Prawns and pawns are easily confused words.
The spell-check application of most word processing software programs would not catch a slip-up of these two words. Spell-check is looking for words that aren’t in its dictionary, and words that resemble words in its dictionary but are possibly spelled wrong. Spell-check isn’t perfect. It doesn’t know and can’t guess what word you wanted or what word you meant, it can only judge the words on the page. If you used words that are all spelled correctly, it gives you a pass anyway.
Autocorrect suggests words that start with the same letters. It suggests what word you may want to save time, but quite often, its suggestions couldn’t be more off base and produces humorous results.

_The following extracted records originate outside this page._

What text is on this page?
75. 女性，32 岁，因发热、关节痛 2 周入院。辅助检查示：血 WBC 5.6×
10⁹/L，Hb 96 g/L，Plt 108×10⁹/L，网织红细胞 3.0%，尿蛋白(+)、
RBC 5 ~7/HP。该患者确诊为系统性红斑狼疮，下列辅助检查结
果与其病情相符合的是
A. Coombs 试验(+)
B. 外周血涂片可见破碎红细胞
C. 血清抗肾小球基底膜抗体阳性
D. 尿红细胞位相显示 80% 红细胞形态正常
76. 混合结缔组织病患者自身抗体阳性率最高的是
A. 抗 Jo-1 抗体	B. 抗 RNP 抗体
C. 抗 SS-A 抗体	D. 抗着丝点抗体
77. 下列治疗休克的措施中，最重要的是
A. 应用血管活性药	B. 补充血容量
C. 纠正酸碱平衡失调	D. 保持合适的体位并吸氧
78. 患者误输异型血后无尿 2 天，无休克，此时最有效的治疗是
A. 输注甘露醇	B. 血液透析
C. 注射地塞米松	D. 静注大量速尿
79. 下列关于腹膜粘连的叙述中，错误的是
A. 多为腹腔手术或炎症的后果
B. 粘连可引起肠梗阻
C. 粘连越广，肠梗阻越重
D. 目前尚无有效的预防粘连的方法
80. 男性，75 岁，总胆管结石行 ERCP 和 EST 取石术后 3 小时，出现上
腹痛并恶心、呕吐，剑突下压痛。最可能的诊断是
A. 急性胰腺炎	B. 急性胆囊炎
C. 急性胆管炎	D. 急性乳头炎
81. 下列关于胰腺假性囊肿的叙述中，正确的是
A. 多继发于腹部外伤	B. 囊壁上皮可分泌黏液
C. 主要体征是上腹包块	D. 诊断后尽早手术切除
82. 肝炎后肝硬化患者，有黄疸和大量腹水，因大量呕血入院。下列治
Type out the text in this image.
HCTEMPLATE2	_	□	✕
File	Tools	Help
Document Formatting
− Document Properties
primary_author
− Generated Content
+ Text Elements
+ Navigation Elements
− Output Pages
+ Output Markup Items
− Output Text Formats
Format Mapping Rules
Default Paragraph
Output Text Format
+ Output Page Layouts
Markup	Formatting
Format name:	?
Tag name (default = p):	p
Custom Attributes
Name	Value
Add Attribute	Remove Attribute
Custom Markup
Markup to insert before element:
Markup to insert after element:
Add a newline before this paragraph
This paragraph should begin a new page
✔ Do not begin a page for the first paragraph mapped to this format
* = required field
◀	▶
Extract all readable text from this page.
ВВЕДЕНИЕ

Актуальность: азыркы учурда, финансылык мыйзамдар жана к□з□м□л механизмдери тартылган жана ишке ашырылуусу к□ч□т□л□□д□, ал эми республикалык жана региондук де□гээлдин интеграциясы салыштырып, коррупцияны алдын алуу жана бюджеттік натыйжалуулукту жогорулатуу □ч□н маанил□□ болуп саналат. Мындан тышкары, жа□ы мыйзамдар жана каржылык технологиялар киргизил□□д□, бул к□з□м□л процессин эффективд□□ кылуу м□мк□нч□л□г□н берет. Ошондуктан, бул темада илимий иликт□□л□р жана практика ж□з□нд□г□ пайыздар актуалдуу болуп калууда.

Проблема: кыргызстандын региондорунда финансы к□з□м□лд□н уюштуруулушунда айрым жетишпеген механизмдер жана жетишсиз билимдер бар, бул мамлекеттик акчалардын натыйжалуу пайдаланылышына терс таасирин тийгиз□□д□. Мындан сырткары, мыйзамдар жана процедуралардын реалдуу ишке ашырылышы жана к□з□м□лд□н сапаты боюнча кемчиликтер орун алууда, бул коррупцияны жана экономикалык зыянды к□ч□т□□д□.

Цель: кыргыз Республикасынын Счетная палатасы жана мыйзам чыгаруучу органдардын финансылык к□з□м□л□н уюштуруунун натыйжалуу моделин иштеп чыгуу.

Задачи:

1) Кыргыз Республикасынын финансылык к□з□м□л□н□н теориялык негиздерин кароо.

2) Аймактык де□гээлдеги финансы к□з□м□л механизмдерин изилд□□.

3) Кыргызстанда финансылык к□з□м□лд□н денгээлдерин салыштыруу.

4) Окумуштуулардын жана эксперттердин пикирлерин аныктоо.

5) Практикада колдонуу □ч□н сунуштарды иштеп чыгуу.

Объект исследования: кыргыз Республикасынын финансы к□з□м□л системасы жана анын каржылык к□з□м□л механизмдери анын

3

Prawn is a noun. It means small crustaceans that feed on the bottom of the ocean, like a tiny lobster. Here in the US, we call them “shrimp”, but in the UK they are called “prawns.”
UPDATE: Since originally writing this post two years ago, I also learned that prawns are freshwater creatures; they are larger and meatier than most shrimp. They may be called langostas or langostinos. Shrimp can be freshwater or saltwater creatures.
Pawn has multiple forms:
- Pawn the verb means to sell something you own in exchange for cash. The pawn shop who buys your stuff holds it. There’s a period when you can come back when you have the money and buy it back. If you don’t come back, they can resell it to someone else.
- Pawn the noun means pieces on a chess board. They are the smallest, lowest worth pieces on the board. They form “the front line” for each player’s pieces.
- Pawn the noun can be used as a figure of speech. It can mean something small or low in value used in negotiations.
The following story uses both words correctly:
Paz was a gifted chess player, slicing through her opponent’s pawns with ease. Her favorite snack was prawns with cocktail sauce.